Note: I’m pushing hard to create more content for subscribers as Substack becomes a key source of my income. Please consider upgrading to paid to support Contra. Thanks for reading!
People fall so in love with their pain, they can’t leave it behind. The same as the stories they tell. We trap ourselves.
―Chuck Palahniuk
Baby boomers get a lot of hate, often because they’re perceived as entitled and out of touch. They tell others to yank themselves up by the bootstraps in a way they never had to, having purchased their homes without a credit score and a firm handshake after working a lemonade stand for a summer.

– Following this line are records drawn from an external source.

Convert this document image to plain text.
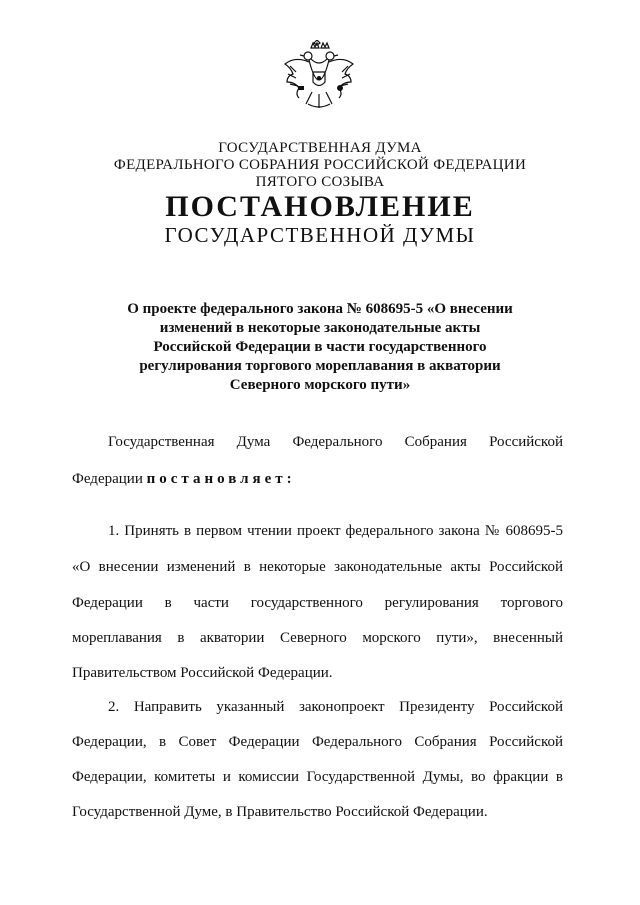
ГОСУДАРСТВЕННАЯ ДУМА
ФЕДЕРАЛЬНОГО СОБРАНИЯ РОССИЙСКОЙ ФЕДЕРАЦИИ
ПЯТОГО СОЗЫВА
ПОСТАНОВЛЕНИЕ
ГОСУДАРСТВЕННОЙ ДУМЫ
О проекте федерального закона № 608695-5 «О внесении
изменений в некоторые законодательные акты
Российской Федерации в части государственного
регулирования торгового мореплавания в акватории
Северного морского пути»
Государственная Дума Федерального Собрания Российской
Федерации постановляет:
1. Принять в первом чтении проект федерального закона № 608695-5
«О внесении изменений в некоторые законодательные акты Российской
Федерации в части государственного регулирования торгового
мореплавания в акватории Северного морского пути», внесенный
Правительством Российской Федерации.
2. Направить указанный законопроект Президенту Российской
Федерации, в Совет Федерации Федерального Собрания Российской
Федерации, комитеты и комиссии Государственной Думы, во фракции в
Государственной Думе, в Правительство Российской Федерации.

However, what we can say in praise of boomers is that they are apparently the most psychologically stout social generation left standing. New data from the Skeptic Research Center Team found that among Generation Z, 72 percent of women and 67 percent of men agreed that “mental health challenges are an important part of my identity.” In contrast, those numbers among boomer women and men are 27 percent and 34 percent.
My generation, millennials, aren’t doing so hot either, and there is a noticeable jump between men from Generation X (though 47 percent isn’t great) and those of my cohort in this respect. As an aside, try to imagine how people in an office setting would react to this speech from Glengarry Glen Ross today:
Anyway, what’s going on? I think the problem starts with millennials, who romanticized and commercialized psychic suffering as the first social media generation.